TOM WEAVER of Sleepy Hollow, New York, has been a fan of old movies, especially monster movies, since he was in short pants. This has led him to conduct interviews with hundreds of cast and crew members from many of his favorite fright films. Most of his thirty books, including the newish The Creature Chronicles (the history of the three Creature from the Black Lagoon movies), were published by McFarland & Co.; Weaver frequently calls himself McFarland’s favorite author, although he admits that he does so without sanction, and in fact with no proof of that statement’s accuracy.
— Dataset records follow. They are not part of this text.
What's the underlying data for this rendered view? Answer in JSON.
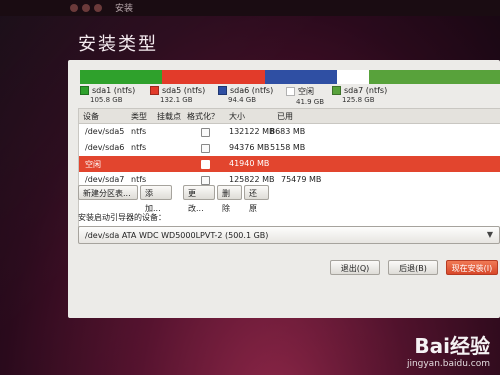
{
  "window": {
    "title": "安装"
  },
  "page_title": "安装类型",
  "partitions_bar": [
    {
      "name": "sda1 (ntfs)",
      "size": "105.8 GB",
      "color": "#2fa12c"
    },
    {
      "name": "sda5 (ntfs)",
      "size": "132.1 GB",
      "color": "#e23b2a"
    },
    {
      "name": "sda6 (ntfs)",
      "size": "94.4 GB",
      "color": "#2f4fa3"
    },
    {
      "name": "空闲",
      "size": "41.9 GB",
      "color": "#ffffff"
    },
    {
      "name": "sda7 (ntfs)",
      "size": "125.8 GB",
      "color": "#58a23b"
    }
  ],
  "table": {
    "headers": [
      "设备",
      "类型",
      "挂载点",
      "格式化？",
      "大小",
      "已用"
    ],
    "rows": [
      {
        "device": "/dev/sda5",
        "type": "ntfs",
        "mount": "",
        "format": false,
        "size": "132122 MB",
        "used": "8683 MB",
        "selected": false
      },
      {
        "device": "/dev/sda6",
        "type": "ntfs",
        "mount": "",
        "format": false,
        "size": "94376 MB",
        "used": "5158 MB",
        "selected": false
      },
      {
        "device": "空闲",
        "type": "",
        "mount": "",
        "format": false,
        "size": "41940 MB",
        "used": "",
        "selected": true
      },
      {
        "device": "/dev/sda7",
        "type": "ntfs",
        "mount": "",
        "format": false,
        "size": "125822 MB",
        "used": "75479 MB",
        "selected": false
      }
    ]
  },
  "actions": {
    "new_table": "新建分区表...",
    "add": "添加...",
    "change": "更改...",
    "delete": "删除",
    "revert": "还原"
  },
  "boot_loader": {
    "label": "安装启动引导器的设备：",
    "value": "/dev/sda    ATA WDC WD5000LPVT-2 (500.1 GB)"
  },
  "footer": {
    "quit": "退出(Q)",
    "back": "后退(B)",
    "install": "现在安装(I)"
  },
  "watermark": {
    "main": "Bai经验",
    "sub": "jingyan.baidu.com"
  }
}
With equal frequency, he also points out that The New York Times once called him “one of the leading scholars in the horror field.” Weaver has enjoyed doing dozens of DVD and Blu-ray audio commentaries and riding a Florida roller coaster with Anne Francis. His major life achievement: While being lectured for five minutes by Christopher Lee (“No, no, no, you are not from Sleepy Hollow, there is no such town”), and not allowed to interrupt, he successfully suppressed the urge to shout the It’s a Wonderful Life line “Idiot! Don’t you think I know where I live??” He’s now fifty-seven and, sad to say, still wears short pants, just in a vastly larger size.